Gorebridge to Fala Dam

Route out – Gorebridge to Crichton to Fala Dam. For route map click here.

Rout back – Fala Dam to Tynehead to Halflawkiln Farm to Crichton to Newlandrig to Gorebridge. For route map click here.

  • Weather – cloudy but quite bright, not too warm and not much wind.
  • Distance travelled – 20.5 miles
  • Riding time – 2 hours 19 minutes
  • Maximum speed 28.0 mph
  • Average speed 8.8 mph

One of my favourite things about cycling in the countryside at this time of year, is that there is a foraging opportunity around every corner. During our cycle run on Sunday morning, Dad and I feasted on so many wild raspberries (and even some tasty early brambles) that we hardly even needed to eat any of the snacks we’d brought with us. I love free food!

I decided that I’d like to go for a cycle on some of the local roads that I hadn’t been on before so for a change, we left Gorebridge along Vogrie Road, heading in the same general direction as the Borders Railway line. Just outside Gorebridge you get a good view over the village and also the Pentland Hills so we stopped for a quick photo. This road is very quiet and you’re unlikely to meet any traffic at all but if you are lucky you may see a train. Just before Fushiebridge, we turned left to head steeply uphill for a while and at the top we got great views across to the hills all around. Then it was downhill for a short section, straight over the crossroads and downhill again for a bit. It was here that I reached my fastest speed of the day (and also where I found the ripe brambles). Soon, we could see the ruins of Crichton Castle in the distance and that meant the road would soon go steeply downhill into the gorge. This is a really fun piece of road to cycle on but it’s so steep and has lots of corners so you have to keep your brakes on to stop flying down the road far too fast… After the fun bit you have to cycle back up the other side of the gorge which is just as steep and seems to go on forever. Luckily I spotted a massive patch of raspberries about halfway up the hill so we stopped for a long time to fill our faces before carrying up the slope to Crichton.

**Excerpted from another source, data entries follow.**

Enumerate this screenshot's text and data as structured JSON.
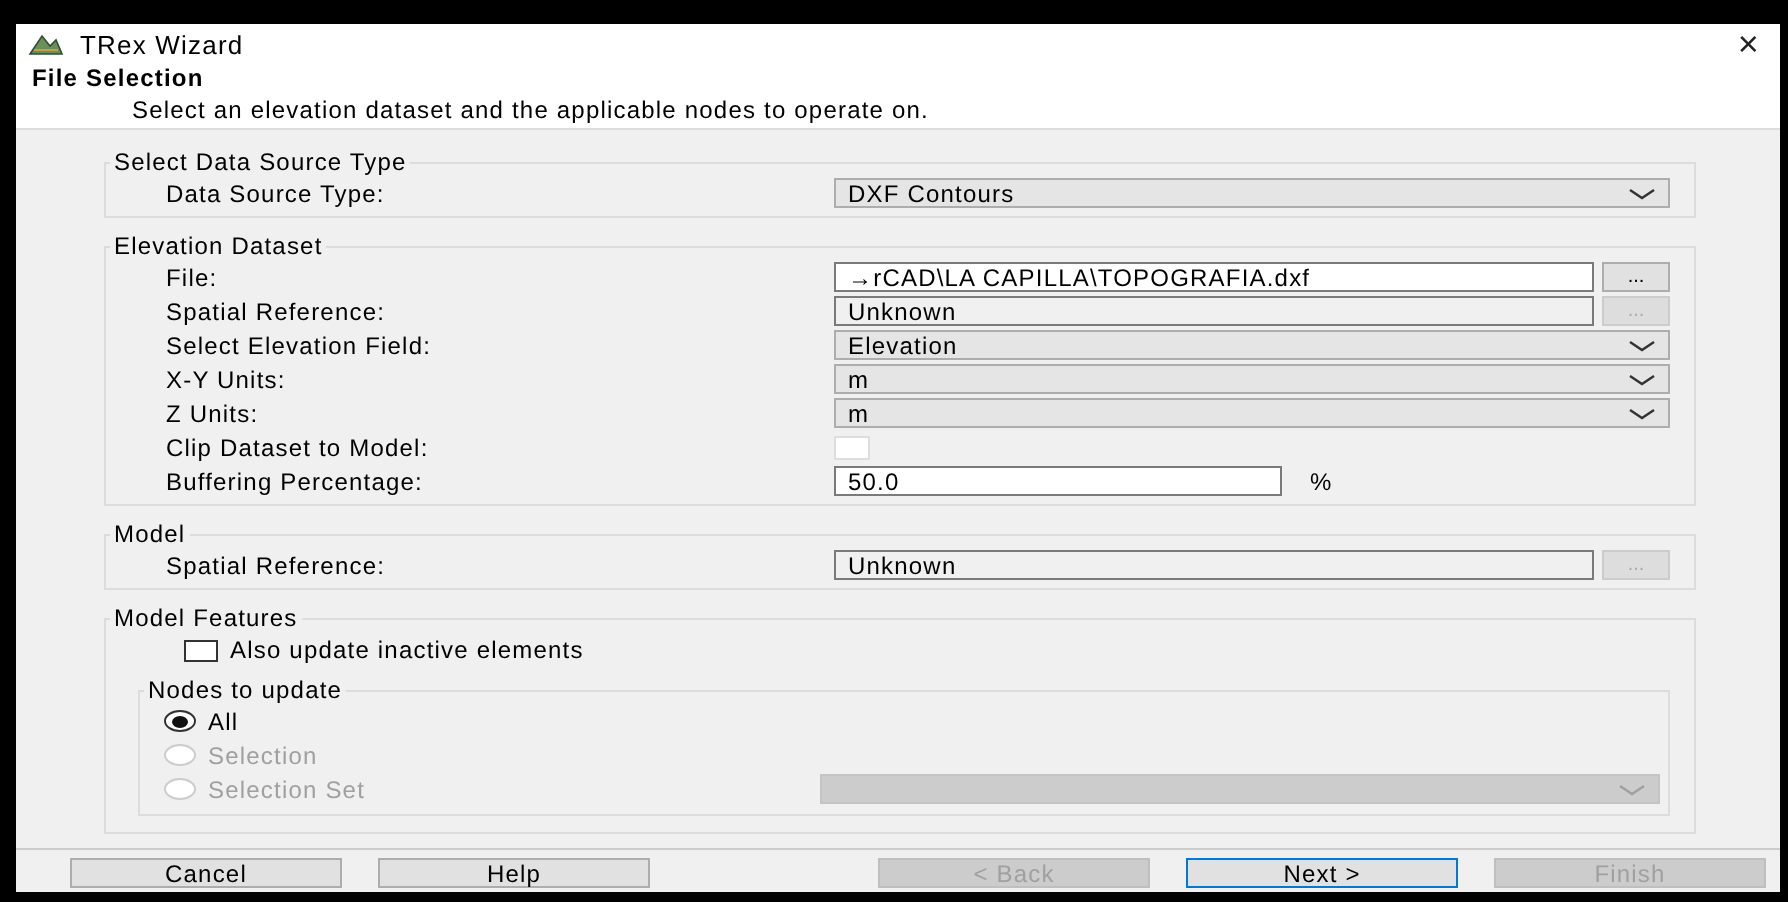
{
  "window": {
    "title": "TRex Wizard",
    "close": "×"
  },
  "header": {
    "title": "File Selection",
    "subtitle": "Select an elevation dataset and the applicable nodes to operate on."
  },
  "groups": [
    {
      "title": "Select Data Source Type",
      "rows": [
        {
          "label": "Data Source Type:",
          "kind": "dropdown",
          "value": "DXF Contours"
        }
      ]
    },
    {
      "title": "Elevation Dataset",
      "rows": [
        {
          "label": "File:",
          "kind": "file",
          "value": "→rCAD\\LA CAPILLA\\TOPOGRAFIA.dxf",
          "browse": "...",
          "browse_disabled": false
        },
        {
          "label": "Spatial Reference:",
          "kind": "file",
          "value": "Unknown",
          "browse": "...",
          "browse_disabled": true
        },
        {
          "label": "Select Elevation Field:",
          "kind": "dropdown",
          "value": "Elevation"
        },
        {
          "label": "X-Y Units:",
          "kind": "dropdown",
          "value": "m"
        },
        {
          "label": "Z Units:",
          "kind": "dropdown",
          "value": "m"
        },
        {
          "label": "Clip Dataset to Model:",
          "kind": "checkbox",
          "checked": false
        },
        {
          "label": "Buffering Percentage:",
          "kind": "number",
          "value": "50.0",
          "suffix": "%"
        }
      ]
    },
    {
      "title": "Model",
      "rows": [
        {
          "label": "Spatial Reference:",
          "kind": "file",
          "value": "Unknown",
          "browse": "...",
          "browse_disabled": true
        }
      ]
    }
  ],
  "model_features": {
    "title": "Model Features",
    "checkbox": {
      "label": "Also update inactive elements",
      "checked": false
    },
    "nodes": {
      "title": "Nodes to update",
      "options": [
        {
          "label": "All",
          "selected": true,
          "disabled": false
        },
        {
          "label": "Selection",
          "selected": false,
          "disabled": true
        },
        {
          "label": "Selection Set",
          "selected": false,
          "disabled": true,
          "dropdown_disabled": true
        }
      ]
    }
  },
  "buttons": [
    {
      "label": "Cancel",
      "disabled": false,
      "default": false
    },
    {
      "label": "Help",
      "disabled": false,
      "default": false
    },
    {
      "label": "< Back",
      "disabled": true,
      "default": false
    },
    {
      "label": "Next >",
      "disabled": false,
      "default": true
    },
    {
      "label": "Finish",
      "disabled": true,
      "default": false
    }
  ]
}
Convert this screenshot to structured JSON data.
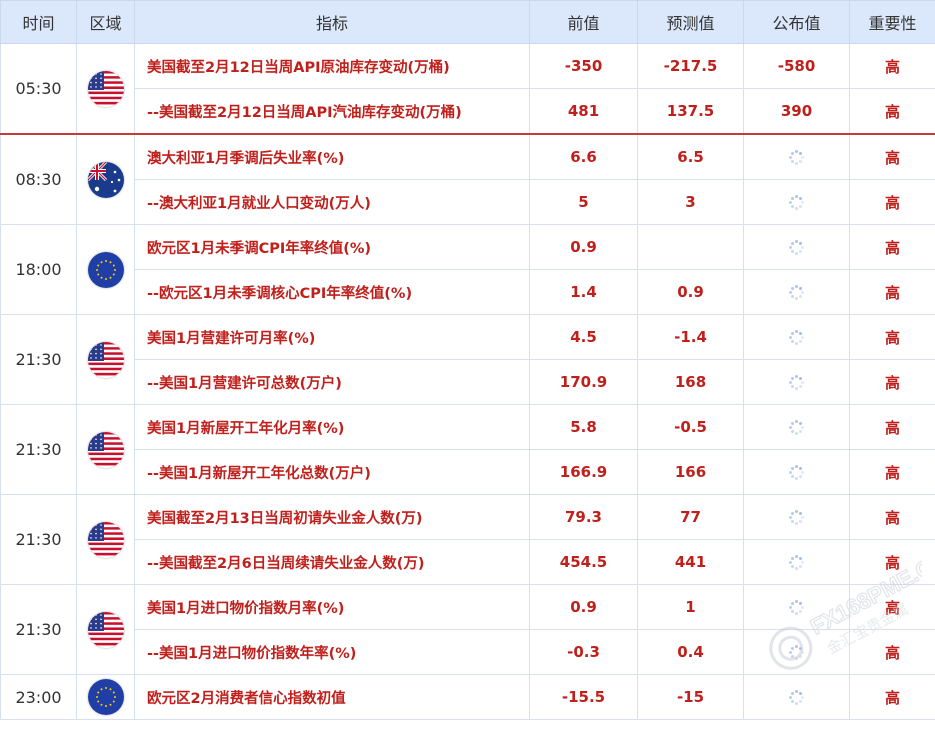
{
  "header": {
    "time": "时间",
    "region": "区域",
    "indicator": "指标",
    "previous": "前值",
    "forecast": "预测值",
    "actual": "公布值",
    "importance": "重要性"
  },
  "groups": [
    {
      "time": "05:30",
      "flag": "us-flag-icon",
      "rows": [
        {
          "indicator": "美国截至2月12日当周API原油库存变动(万桶)",
          "previous": "-350",
          "forecast": "-217.5",
          "actual": "-580",
          "importance": "高"
        },
        {
          "indicator": "--美国截至2月12日当周API汽油库存变动(万桶)",
          "previous": "481",
          "forecast": "137.5",
          "actual": "390",
          "importance": "高"
        }
      ]
    },
    {
      "time": "08:30",
      "flag": "australia-flag-icon",
      "rows": [
        {
          "indicator": "澳大利亚1月季调后失业率(%)",
          "previous": "6.6",
          "forecast": "6.5",
          "actual": "",
          "importance": "高"
        },
        {
          "indicator": "--澳大利亚1月就业人口变动(万人)",
          "previous": "5",
          "forecast": "3",
          "actual": "",
          "importance": "高"
        }
      ]
    },
    {
      "time": "18:00",
      "flag": "eu-flag-icon",
      "rows": [
        {
          "indicator": "欧元区1月未季调CPI年率终值(%)",
          "previous": "0.9",
          "forecast": "",
          "actual": "",
          "importance": "高"
        },
        {
          "indicator": "--欧元区1月未季调核心CPI年率终值(%)",
          "previous": "1.4",
          "forecast": "0.9",
          "actual": "",
          "importance": "高"
        }
      ]
    },
    {
      "time": "21:30",
      "flag": "us-flag-icon",
      "rows": [
        {
          "indicator": "美国1月营建许可月率(%)",
          "previous": "4.5",
          "forecast": "-1.4",
          "actual": "",
          "importance": "高"
        },
        {
          "indicator": "--美国1月营建许可总数(万户)",
          "previous": "170.9",
          "forecast": "168",
          "actual": "",
          "importance": "高"
        }
      ]
    },
    {
      "time": "21:30",
      "flag": "us-flag-icon",
      "rows": [
        {
          "indicator": "美国1月新屋开工年化月率(%)",
          "previous": "5.8",
          "forecast": "-0.5",
          "actual": "",
          "importance": "高"
        },
        {
          "indicator": "--美国1月新屋开工年化总数(万户)",
          "previous": "166.9",
          "forecast": "166",
          "actual": "",
          "importance": "高"
        }
      ]
    },
    {
      "time": "21:30",
      "flag": "us-flag-icon",
      "rows": [
        {
          "indicator": "美国截至2月13日当周初请失业金人数(万)",
          "previous": "79.3",
          "forecast": "77",
          "actual": "",
          "importance": "高"
        },
        {
          "indicator": "--美国截至2月6日当周续请失业金人数(万)",
          "previous": "454.5",
          "forecast": "441",
          "actual": "",
          "importance": "高"
        }
      ]
    },
    {
      "time": "21:30",
      "flag": "us-flag-icon",
      "rows": [
        {
          "indicator": "美国1月进口物价指数月率(%)",
          "previous": "0.9",
          "forecast": "1",
          "actual": "",
          "importance": "高"
        },
        {
          "indicator": "--美国1月进口物价指数年率(%)",
          "previous": "-0.3",
          "forecast": "0.4",
          "actual": "",
          "importance": "高"
        }
      ]
    },
    {
      "time": "23:00",
      "flag": "eu-flag-icon",
      "rows": [
        {
          "indicator": "欧元区2月消费者信心指数初值",
          "previous": "-15.5",
          "forecast": "-15",
          "actual": "",
          "importance": "高"
        }
      ]
    }
  ],
  "watermark": {
    "text": "FX168PME.COM",
    "subtext": "金汇宝贵金属",
    "icon": "watermark-logo-icon"
  },
  "colors": {
    "header_bg": "#dbe8fb",
    "value_red": "#c0201c",
    "separator_red": "#c83a3a",
    "border": "#d6e1f0"
  }
}
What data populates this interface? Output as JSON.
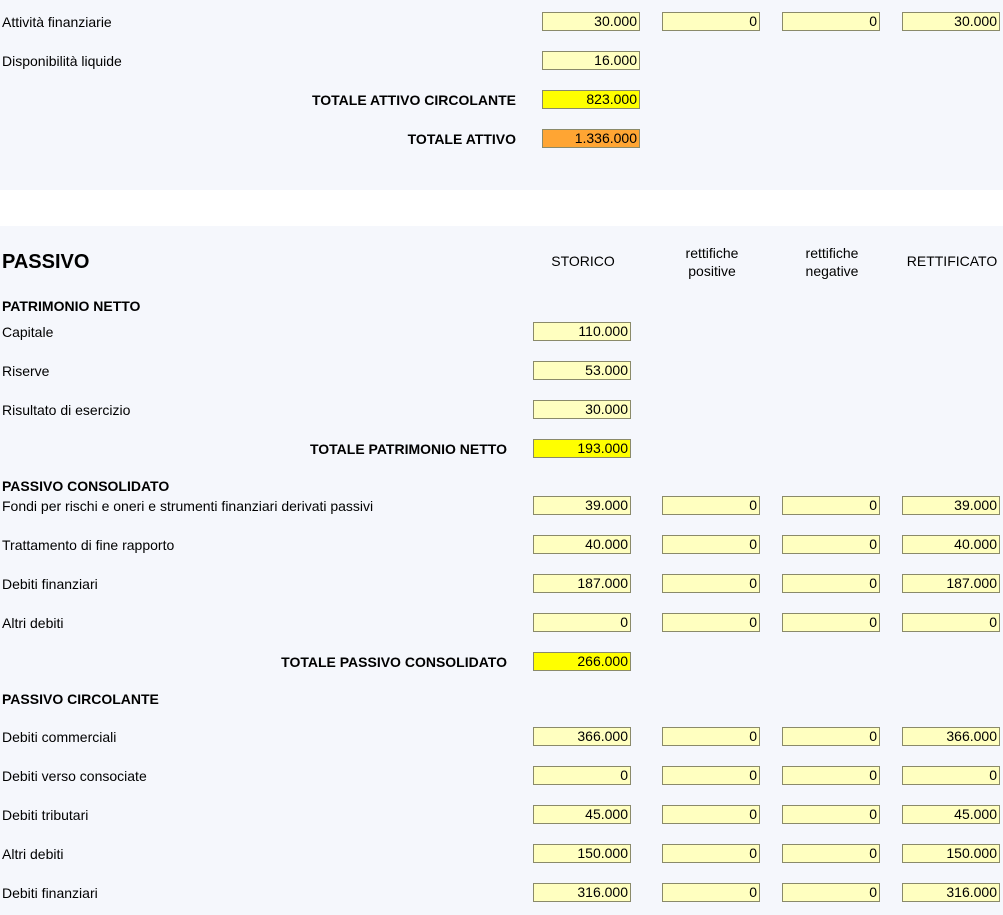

At Crichton, we turned onto the B6367 for a few hundred yards before turning left onto a very narrow road which took us uphill once more. We got some good views across to Fife from here and also found loads more raspberries to fill up on. Some “kind” person had even left a couple of old sofas at the side of the road in case we needed to sit down and have a short rest. We didn’t bother but headed over the other side of the hill to the junction with the main A68 road where, believe it or not, we saw our first traffic of the day after already an hour or so out on the road. There’s a very short downhill section on the busy main road before you reach the Fala Dam turn off, but if you don’t want to ride on the A68 (and I don’t recommend it if you want to stay alive), there’s a section of pavement you can use instead to keep safe.

After another mile or so of deserted single track roads, we arrived in Fala Dam, speeding down the steep slope into the hamlet, where we stopped for a drink of water. A nice dog came over to make friends with us but we didn’t feed him any of our raspberries…  Then we turned right and headed back out of Fala Dam up another steep road and soon came to the A68 once again, where we had to wait for about 3 minutes until there was a gap in the traffic before we could cross over onto the B6458 road to Tynehead. This road should win a prize for being the straightest, quietest and more importantly, the flattest B road in Midlothian. It was a lovely road to cycle on. It also had plenty raspberries to growing along the side, so we stopped to forage once more on the way to Tynehead. At Tynehead we turned right onto the B6367 to head for home but not far along the road Dad decided it might be fun to take the turning for Halflawkiln Farm. He’d seen a road marked on the map which would take us to the A7 near Middleton and that would make the route more of a loop (and avoid going back via the steep hill at Crichton). The road to Halflawkiln Farm crosses a bridge over the Borders Railway and this morning, we spotted a few people with cameras lurking around. On a Sunday this normally means only one thing so we stopped to ask. Sure enough, a steam train came puffing passed only a few minutes later so this was easily the highlight of the day. Unfortunately, when we reached the farm, the road that Dad had seen on the map appeared to have disappeared into thin air and we ended up with a choice of going back or trying to find another route through a field of cows. We had been walking in this area before so knew the area well enough and ended up on the path that leads you through the trees to Crichton Castle. Unfortunately at this time of year, the path was extremely overgrown with nettles and ferns that even pushing our bikes was a real struggle. So after wasting about half an hour and getting stung several times, I had had enough and we turned around a headed back passed the farm to the B6367. Annoyingly, this ruined our average speed for the trip but we did get some nice views across Midlothian.

Back on the road, we speeded downhill to Crichton and then back down the really steep hill (stopping to eat some more raspberries) and then back up out of the gorge once more. I decided that it would be fun to see how fast I could cycle up the hill this time and managed to go over 8mph. Dad couldn’t even keep up… At the top we turned right and went along the single track road to Newlandrig and then headed back along the B6372 to Gorebridge in time for lunch. No more raspberries though – just cheese on toast!